Exit Protection Before Year Ends
18 December 2021
Flag carrier Philippine Airlines Inc. (PAL has won court approval for its reorganization plan, paving the way for the carrier to exit bankruptcy before the end of the year.
The US Bankruptcy Court of the Southern District of New York has approved its Plan of Reorganization proposal for a prearranged restructuring under the U.S. Chapter 11 process, pre-terminating its long term leases on aircraft and engines along the way to cut $2 billion in debts, and
has received overwhelming creditor support throughout the process.
U.S. Bankruptcy Judge Shelley Chapman said Friday that she would approve the Chapter 11 plan after unsecured creditors voted to back the proposal. The reorganization didn’t face any major opposition from debt holders.
“This case is a model for what can be accomplished in Chapter 11,” Chapman said. “You’ve achieved overwhelming consensus.”

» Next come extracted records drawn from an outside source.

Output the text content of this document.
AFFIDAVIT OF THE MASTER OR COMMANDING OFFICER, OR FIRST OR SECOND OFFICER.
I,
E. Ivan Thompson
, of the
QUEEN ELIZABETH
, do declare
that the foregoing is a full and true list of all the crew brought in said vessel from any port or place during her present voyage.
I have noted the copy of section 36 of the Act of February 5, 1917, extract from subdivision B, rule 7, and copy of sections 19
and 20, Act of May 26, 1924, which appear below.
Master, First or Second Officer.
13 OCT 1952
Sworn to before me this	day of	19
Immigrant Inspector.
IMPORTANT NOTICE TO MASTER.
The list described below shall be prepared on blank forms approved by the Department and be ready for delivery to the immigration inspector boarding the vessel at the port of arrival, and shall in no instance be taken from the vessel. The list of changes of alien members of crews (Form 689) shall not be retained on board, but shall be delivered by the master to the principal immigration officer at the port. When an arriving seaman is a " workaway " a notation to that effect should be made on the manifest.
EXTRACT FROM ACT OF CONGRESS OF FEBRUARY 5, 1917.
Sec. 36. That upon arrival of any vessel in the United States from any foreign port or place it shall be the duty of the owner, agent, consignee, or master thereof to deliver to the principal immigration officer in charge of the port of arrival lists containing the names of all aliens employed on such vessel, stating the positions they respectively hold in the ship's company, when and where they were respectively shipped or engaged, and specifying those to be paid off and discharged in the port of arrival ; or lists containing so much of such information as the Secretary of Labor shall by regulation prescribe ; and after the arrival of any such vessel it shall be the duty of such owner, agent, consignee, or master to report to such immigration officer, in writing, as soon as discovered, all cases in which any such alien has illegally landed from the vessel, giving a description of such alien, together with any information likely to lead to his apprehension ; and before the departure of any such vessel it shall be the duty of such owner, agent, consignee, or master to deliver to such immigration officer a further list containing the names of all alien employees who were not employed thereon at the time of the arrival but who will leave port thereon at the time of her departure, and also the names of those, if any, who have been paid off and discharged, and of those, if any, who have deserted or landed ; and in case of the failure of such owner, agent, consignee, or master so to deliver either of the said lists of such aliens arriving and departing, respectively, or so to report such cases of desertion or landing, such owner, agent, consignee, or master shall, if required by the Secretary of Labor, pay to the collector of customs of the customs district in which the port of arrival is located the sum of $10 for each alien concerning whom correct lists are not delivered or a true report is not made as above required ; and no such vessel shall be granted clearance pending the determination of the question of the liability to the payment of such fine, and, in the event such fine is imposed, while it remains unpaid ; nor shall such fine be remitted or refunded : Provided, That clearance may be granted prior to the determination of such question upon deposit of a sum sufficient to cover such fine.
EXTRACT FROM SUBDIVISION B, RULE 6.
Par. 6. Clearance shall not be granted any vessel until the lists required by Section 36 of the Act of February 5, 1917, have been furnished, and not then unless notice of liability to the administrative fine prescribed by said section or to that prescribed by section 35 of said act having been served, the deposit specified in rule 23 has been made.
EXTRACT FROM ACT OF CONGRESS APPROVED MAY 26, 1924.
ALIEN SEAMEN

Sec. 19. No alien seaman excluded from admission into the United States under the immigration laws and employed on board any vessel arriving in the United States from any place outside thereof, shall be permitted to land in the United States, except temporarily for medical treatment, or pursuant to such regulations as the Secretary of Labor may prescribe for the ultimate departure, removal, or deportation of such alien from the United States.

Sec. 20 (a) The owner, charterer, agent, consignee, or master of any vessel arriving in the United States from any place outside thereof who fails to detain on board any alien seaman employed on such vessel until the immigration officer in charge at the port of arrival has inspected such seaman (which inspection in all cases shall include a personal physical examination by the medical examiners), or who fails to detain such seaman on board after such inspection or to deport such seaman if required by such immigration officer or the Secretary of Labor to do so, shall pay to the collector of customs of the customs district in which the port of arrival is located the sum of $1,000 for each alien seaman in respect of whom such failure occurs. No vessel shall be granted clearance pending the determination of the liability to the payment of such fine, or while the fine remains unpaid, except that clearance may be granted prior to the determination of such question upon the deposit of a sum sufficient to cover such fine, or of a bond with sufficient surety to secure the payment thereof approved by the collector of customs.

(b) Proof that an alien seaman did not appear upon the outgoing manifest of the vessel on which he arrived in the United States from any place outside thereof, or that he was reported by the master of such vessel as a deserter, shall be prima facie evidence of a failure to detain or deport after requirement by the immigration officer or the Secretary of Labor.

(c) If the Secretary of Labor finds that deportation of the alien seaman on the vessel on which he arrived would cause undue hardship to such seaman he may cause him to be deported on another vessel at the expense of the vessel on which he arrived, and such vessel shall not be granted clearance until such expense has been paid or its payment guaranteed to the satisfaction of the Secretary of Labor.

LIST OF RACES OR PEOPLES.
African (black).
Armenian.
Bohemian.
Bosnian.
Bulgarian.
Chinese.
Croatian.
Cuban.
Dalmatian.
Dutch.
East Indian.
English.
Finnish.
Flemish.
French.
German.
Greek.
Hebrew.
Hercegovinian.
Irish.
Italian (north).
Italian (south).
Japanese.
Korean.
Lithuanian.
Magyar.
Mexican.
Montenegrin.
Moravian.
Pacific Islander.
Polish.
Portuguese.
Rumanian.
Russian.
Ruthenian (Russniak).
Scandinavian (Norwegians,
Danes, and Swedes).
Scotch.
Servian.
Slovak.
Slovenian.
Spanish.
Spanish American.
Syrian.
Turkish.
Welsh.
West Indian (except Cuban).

“Today’s court approval represents a critical moment in our journey to
emerge as a stronger airline. We are thankful for our loyal customers,
dedicated employees, and the support of our shareholders and partners
and government, which has enabled us to move efficiently through the
process and reach this milestone,” said Gilbert F. Santa Maria, PAL
President & Chief Operating Officer.
“We have a few more procedural steps to take before we can complete the
Chapter 11 process, after which we will focus intensely on serving the
public, navigating the continuing challenges of the pandemic and
economic recovery, and sustaining the links that connect our
archipelago.” He adds.
The consensual Plan was accepted by 100% of the votes cast, which were from PAL’s primary aircraft lessors and lenders, original equipment manufacturers and maintenance, repair, and overhaul service providers, and certain funded debt lenders.
The Rehabilitation Plan provides for over US$2.0
billion in permanent balance sheet reductions from existing creditors,
allows PAL to consensually contract fleet capacity by 25%, improves
PAL’s critical operational agreements and includes US$505 million
investment in long-term equity and debt financing from PAL’s majority
shareholder.
PAL continues to operate 32 international flights across the globe, and 29 growing domestic destinations from its hubs in Manila, Cebu and Davao.
The airline expects to restore more routes and increase flight frequencies in the Philippines as travel restrictions ease and borders reopen.
PAL has managed to reopen 60% of its domestic market as local government eases travel restrictions across the country, and about 45% of its international destination pre-pandemic level as overseas travel remains restricted by the government.